FoodNavigator reports that the International Atomic Energy Agency (IAEA) and the Food and Agriculture Organization of the United Nations (FAO) have sent seeds into space. The seeds have now returned, and the organizations will embark on new efforts to develop resilient crops that can help ensure an adequate food supply as the planet warms.

Preventing the crisis

Plants naturally evolve to thrive in their environment. However, crops have struggled to keep up with the current pace of climate change. The world is getting warmer, and the global population is growing, leading farmers worldwide to struggle to meet the demand for food.

To support these farmers and improve global food security, the IAEA and FAO, through their Joint FAO/IAEA Centre for Nuclear Techniques in Food and Agriculture, sent seeds into space to explore the effects of cosmic radiation on accelerating the natural and genetic adaptation of many essential crops.

Their return to Earth, after spending approximately 5 months at the International Space Station (ISS), paves the way for scientists to begin analyzing the results.

Arabidopsis and sorghum seeds were chosen because there is already a large bank of scientific data available for comparison. The seeds will now be sent to the laboratories of the Joint FAO/IAEA Centre for Nuclear Techniques in Food and Agriculture in Seibersdorf, Austria, where they will be tested and analyzed for desired traits.

"The Cosmic Crops project is a very special one," said IAEA Director General Rafael Mariano Grossi. "This is the science that could have a real impact on people's lives in the not-too-distant future, helping us grow stronger crops and feed more people."

"It is possible that scientists at the IAEA and FAO have been moving seeds for 60 years and creating thousands of stronger crops used by the world, but this is the first time we are experimenting with such an interesting field as astrobiology."

FAO Director-General QU Dongyu added, "Now that the seeds are back on Earth, we can see the effects of cosmic radiation, microgravity, and extreme temperatures and compare them with those induced in our joint laboratories. This innovative experiment can help develop crops capable of adapting to climate change and enhance global food security."

What happens next?

The Joint FAO/IAEA Centre, based in Vienna, Austria, has been accelerating research in plant breeding using radiation to develop new varieties of agricultural crops for nearly 60 years. In the history of plant agriculture, natural selection or evolutionary breeding, also known as mutation breeding, have been the engines of crop domestication and plant improvement.

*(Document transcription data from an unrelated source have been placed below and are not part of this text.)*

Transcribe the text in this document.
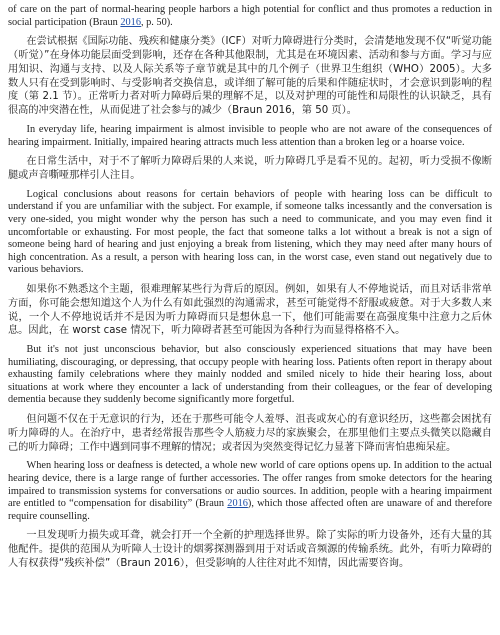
of care on the part of normal-hearing people harbors a high potential for conflict and thus promotes a reduction in social participation (Braun 2016, p. 50).

在尝试根据《国际功能、残疾和健康分类》（ICF）对听力障碍进行分类时，会清楚地发现不仅“听觉功能（听觉）”在身体功能层面受到影响，还存在各种其他限制，尤其是在环境因素、活动和参与方面。学习与应用知识、沟通与支持、以及人际关系等子章节就是其中的几个例子（世界卫生组织（WHO）2005）。大多数人只有在受到影响时、与受影响者交换信息，或详细了解可能的后果和伴随症状时，才会意识到影响的程度（第 2.1 节）。正常听力者对听力障碍后果的理解不足，以及对护理的可能性和局限性的认识缺乏，具有很高的冲突潜在性，从而促进了社会参与的减少（Braun 2016，第 50 页）。

In everyday life, hearing impairment is almost invisible to people who are not aware of the consequences of hearing impairment. Initially, impaired hearing attracts much less attention than a broken leg or a hoarse voice.

在日常生活中，对于不了解听力障碍后果的人来说，听力障碍几乎是看不见的。起初，听力受损不像断腿或声音嘶哑那样引人注目。

Logical conclusions about reasons for certain behaviors of people with hearing loss can be difficult to understand if you are unfamiliar with the subject. For example, if someone talks incessantly and the conversation is very one-sided, you might wonder why the person has such a need to communicate, and you may even find it uncomfortable or exhausting. For most people, the fact that someone talks a lot without a break is not a sign of someone being hard of hearing and just enjoying a break from listening, which they may need after many hours of high concentration. As a result, a person with hearing loss can, in the worst case, even stand out negatively due to various behaviors.

如果你不熟悉这个主题，很难理解某些行为背后的原因。例如，如果有人不停地说话，而且对话非常单方面，你可能会想知道这个人为什么有如此强烈的沟通需求，甚至可能觉得不舒服或疲惫。对于大多数人来说，一个人不停地说话并不是因为听力障碍而只是想休息一下，他们可能需要在高强度集中注意力之后休息。因此，在 worst case 情况下，听力障碍者甚至可能因为各种行为而显得格格不入。

But it's not just unconscious behavior, but also consciously experienced situations that may have been humiliating, discouraging, or depressing, that occupy people with hearing loss. Patients often report in therapy about exhausting family celebrations where they mainly nodded and smiled nicely to hide their hearing loss, about situations at work where they encounter a lack of understanding from their colleagues, or the fear of developing dementia because they suddenly become significantly more forgetful.

但问题不仅在于无意识的行为，还在于那些可能令人羞辱、沮丧或灰心的有意识经历，这些都会困扰有听力障碍的人。在治疗中，患者经常报告那些令人筋疲力尽的家族聚会，在那里他们主要点头微笑以隐藏自己的听力障碍；工作中遇到同事不理解的情况；或者因为突然变得记忆力显著下降而害怕患痴呆症。

When hearing loss or deafness is detected, a whole new world of care options opens up. In addition to the actual hearing device, there is a large range of further accessories. The offer ranges from smoke detectors for the hearing impaired to transmission systems for conversations or audio sources. In addition, people with a hearing impairment are entitled to “compensation for disability” (Braun 2016), which those affected often are unaware of and therefore require counselling.

一旦发现听力损失或耳聋，就会打开一个全新的护理选择世界。除了实际的听力设备外，还有大量的其他配件。提供的范围从为听障人士设计的烟雾探测器到用于对话或音频源的传输系统。此外，有听力障碍的人有权获得“残疾补偿”（Braun 2016），但受影响的人往往对此不知情，因此需要咨询。
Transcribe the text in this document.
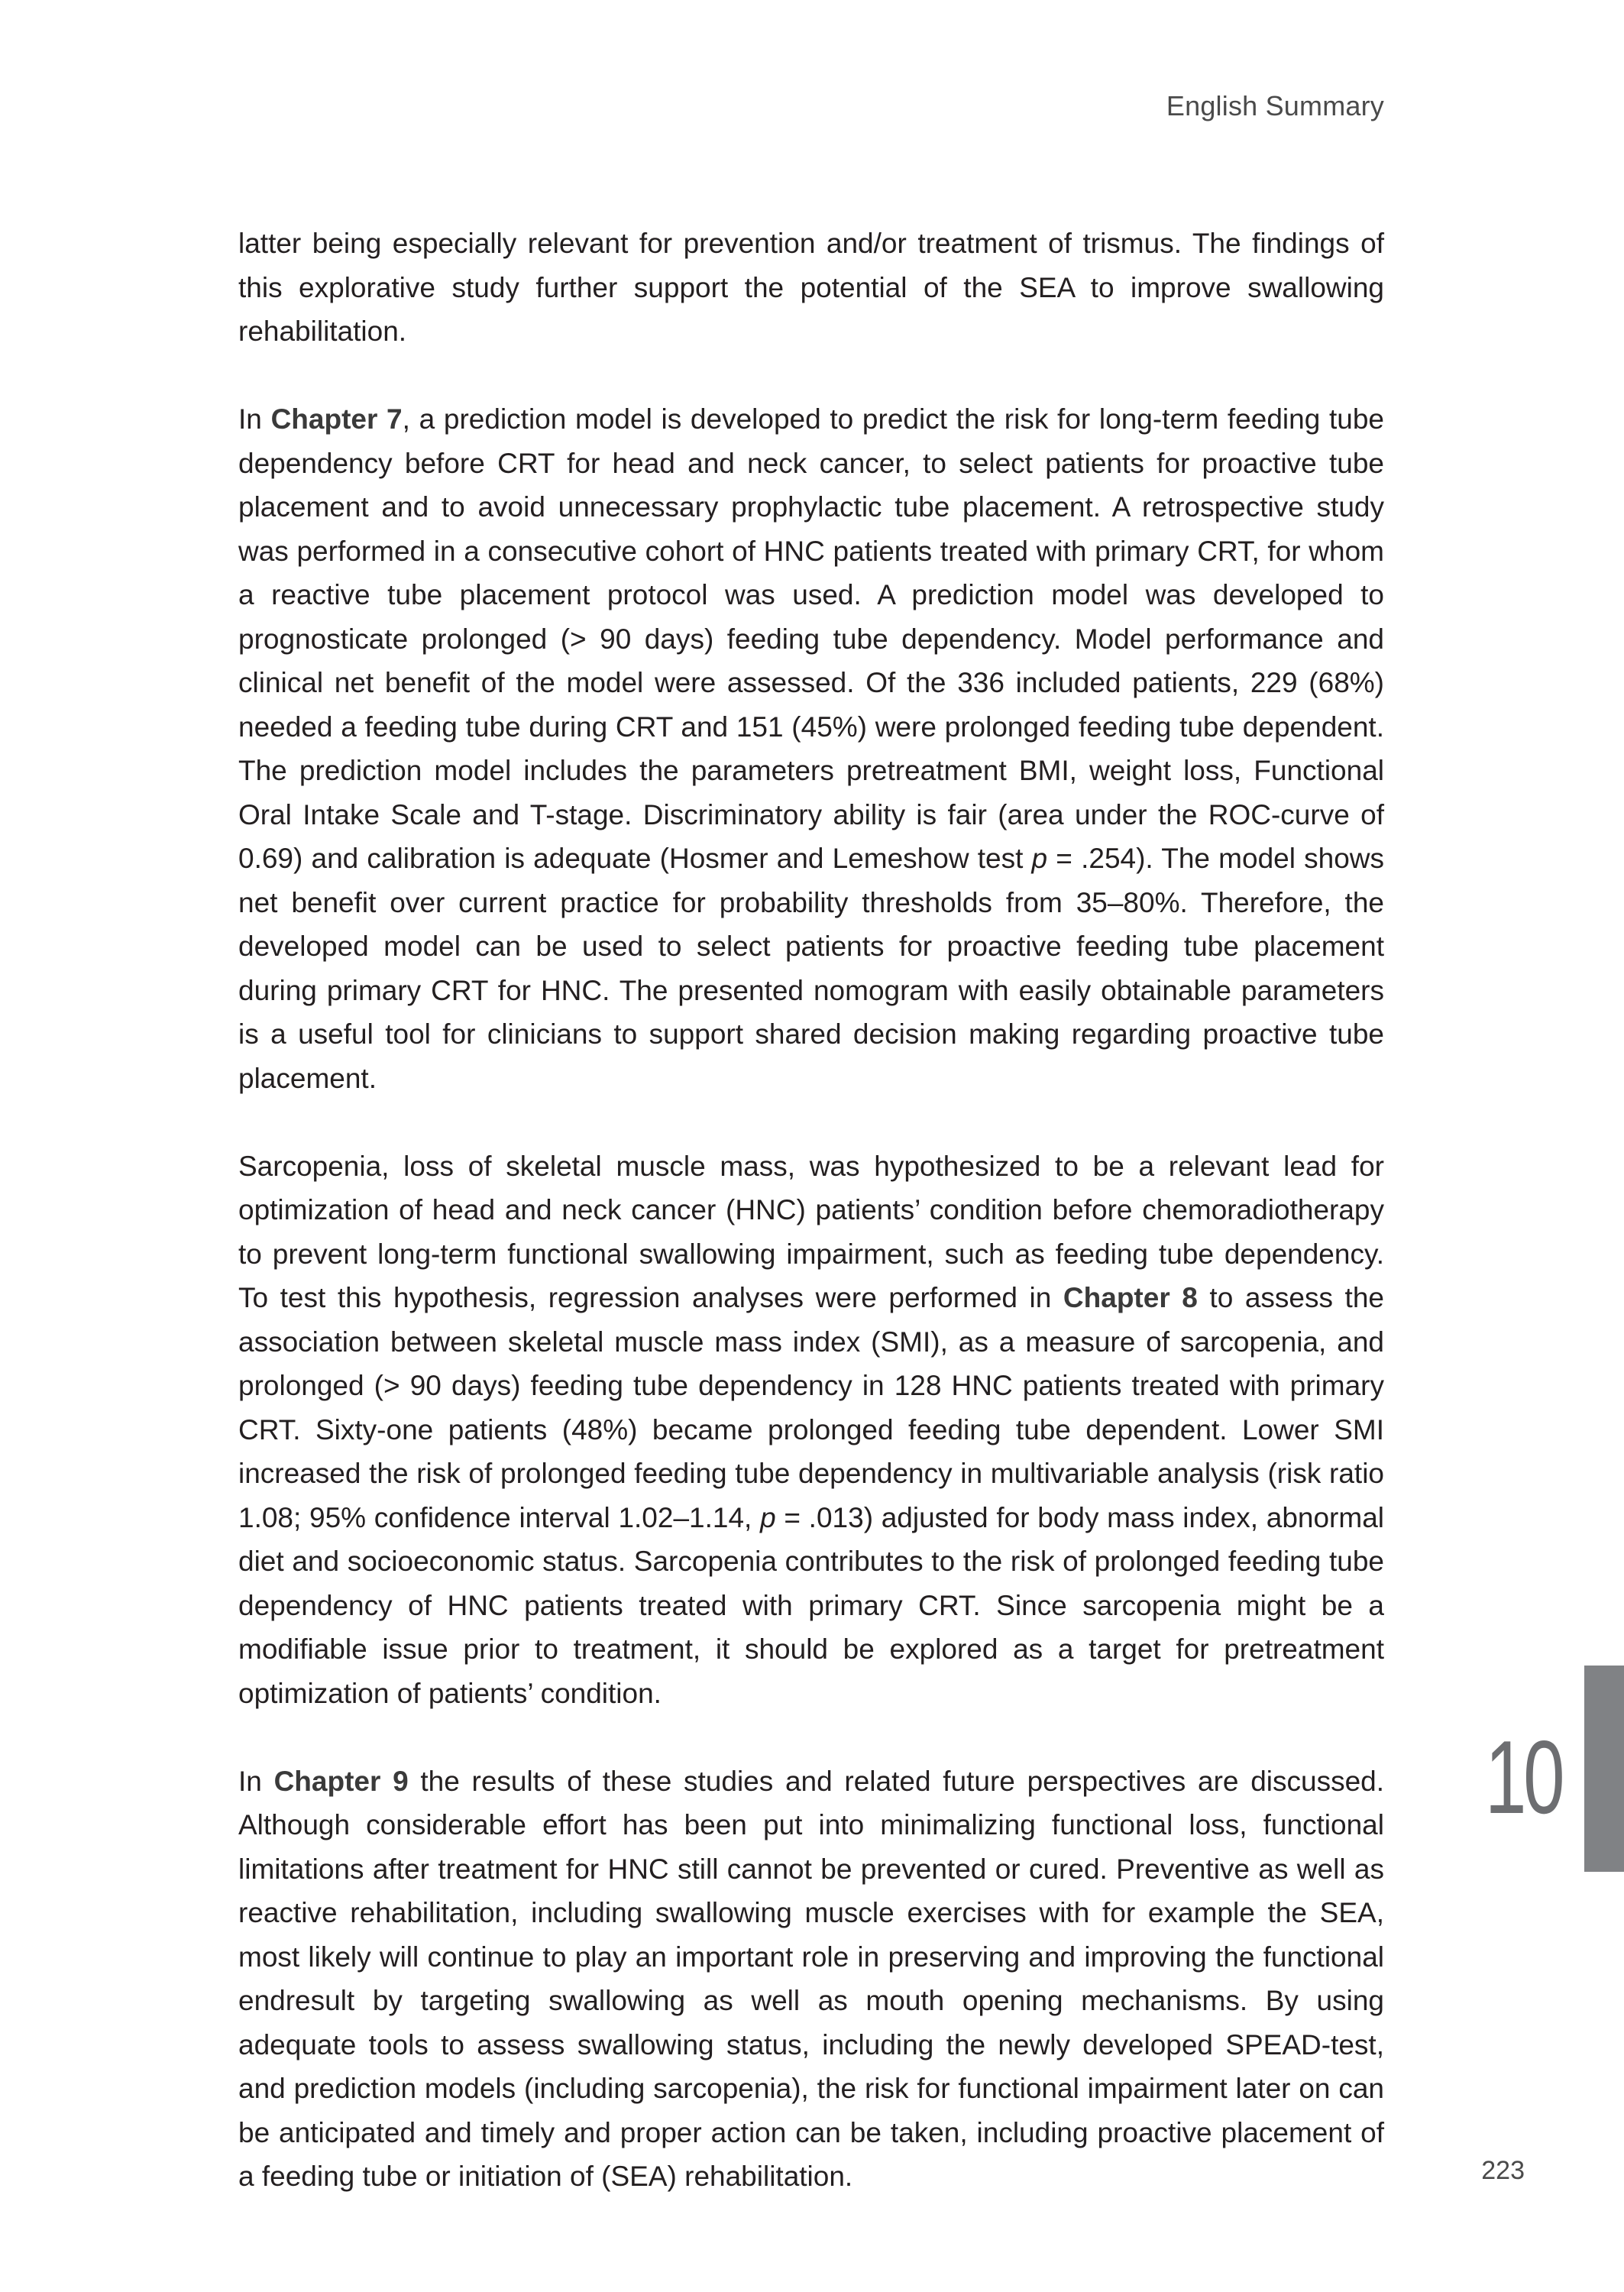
English Summary

latter being especially relevant for prevention and/or treatment of trismus. The findings of this explorative study further support the potential of the SEA to improve swallowing rehabilitation.

In Chapter 7, a prediction model is developed to predict the risk for long-term feeding tube dependency before CRT for head and neck cancer, to select patients for proactive tube placement and to avoid unnecessary prophylactic tube placement. A retrospective study was performed in a consecutive cohort of HNC patients treated with primary CRT, for whom a reactive tube placement protocol was used. A prediction model was developed to prognosticate prolonged (> 90 days) feeding tube dependency. Model performance and clinical net benefit of the model were assessed. Of the 336 included patients, 229 (68%) needed a feeding tube during CRT and 151 (45%) were prolonged feeding tube dependent. The prediction model includes the parameters pretreatment BMI, weight loss, Functional Oral Intake Scale and T-stage. Discriminatory ability is fair (area under the ROC-curve of 0.69) and calibration is adequate (Hosmer and Lemeshow test p = .254). The model shows net benefit over current practice for probability thresholds from 35–80%. Therefore, the developed model can be used to select patients for proactive feeding tube placement during primary CRT for HNC. The presented nomogram with easily obtainable parameters is a useful tool for clinicians to support shared decision making regarding proactive tube placement.

Sarcopenia, loss of skeletal muscle mass, was hypothesized to be a relevant lead for optimization of head and neck cancer (HNC) patients’ condition before chemoradiotherapy to prevent long-term functional swallowing impairment, such as feeding tube dependency. To test this hypothesis, regression analyses were performed in Chapter 8 to assess the association between skeletal muscle mass index (SMI), as a measure of sarcopenia, and prolonged (> 90 days) feeding tube dependency in 128 HNC patients treated with primary CRT. Sixty-one patients (48%) became prolonged feeding tube dependent. Lower SMI increased the risk of prolonged feeding tube dependency in multivariable analysis (risk ratio 1.08; 95% confidence interval 1.02–1.14, p = .013) adjusted for body mass index, abnormal diet and socioeconomic status. Sarcopenia contributes to the risk of prolonged feeding tube dependency of HNC patients treated with primary CRT. Since sarcopenia might be a modifiable issue prior to treatment, it should be explored as a target for pretreatment optimization of patients’ condition.

In Chapter 9 the results of these studies and related future perspectives are discussed. Although considerable effort has been put into minimalizing functional loss, functional limitations after treatment for HNC still cannot be prevented or cured. Preventive as well as reactive rehabilitation, including swallowing muscle exercises with for example the SEA, most likely will continue to play an important role in preserving and improving the functional endresult by targeting swallowing as well as mouth opening mechanisms. By using adequate tools to assess swallowing status, including the newly developed SPEAD-test, and prediction models (including sarcopenia), the risk for functional impairment later on can be anticipated and timely and proper action can be taken, including proactive placement of a feeding tube or initiation of (SEA) rehabilitation.

10
223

They are responsible for the genetic adaptation of plants to their changing environments and lead to crop improvement. So far, over 3,400 new varieties from over 210 plant species have been developed using radiation-induced genetic variation and mutation breeding— including numerous food crops, ornamental plants, and trees used by farmers in 70 countries.

The seeds will now undergo a phytosanitary import process, which is a standard requirement for the transportation of plant material across country borders to minimize the risk of introducing new pests, before their final arrival at the laboratories.

The role of radiation

Radiation in laboratories typically occurs in a machine that uses gamma rays and X-rays, accelerating the process of spontaneous genetic variation. Scientists work to identify positive traits in irradiated seeds and introduce these traits into future generations.

In this way, plants evolve faster with desirable qualities, including disease resistance and drought tolerance. The wide range and heavier radiation in space, combined with other extremes such as microgravity and temperature, could trigger genetic changes that are not typically encountered with radiation sources on Earth.

"This is the first FAO and IAEA feasibility study to determine the effect of cosmic radiation, microgravity and extreme temperatures on plant genomes and biology to generate sufficient genetic variation for improved adaptation to climate change," explained Shoba Sivasankar, head of the Plant Breeding and Genetics Section at the Joint FAO/IAEA Centre.

Arabidopsis, a type of watercress that is easy and cheap to grow and produces many seeds, will be tested for tolerance to drought, salt and heat. Sorghum, a nutrient-rich grain that can grow on arid lands and is resilient to climate change, will be tested for desirable climate resilience characteristics.

Both seeds will be grown to the next generation before trait selection, and with Arabidopsis growing faster, depending on when they reach Seibersdorf's labs, initial results could be available in October 2023.

In both crop species, DNA will be extracted and sequenced, to compare the changes between seeds that were irradiated in a laboratory, those that were positioned inside the ISS and those that were positioned outside the ISS and received full exposure to cosmic radiation, microgravity and extreme temperatures.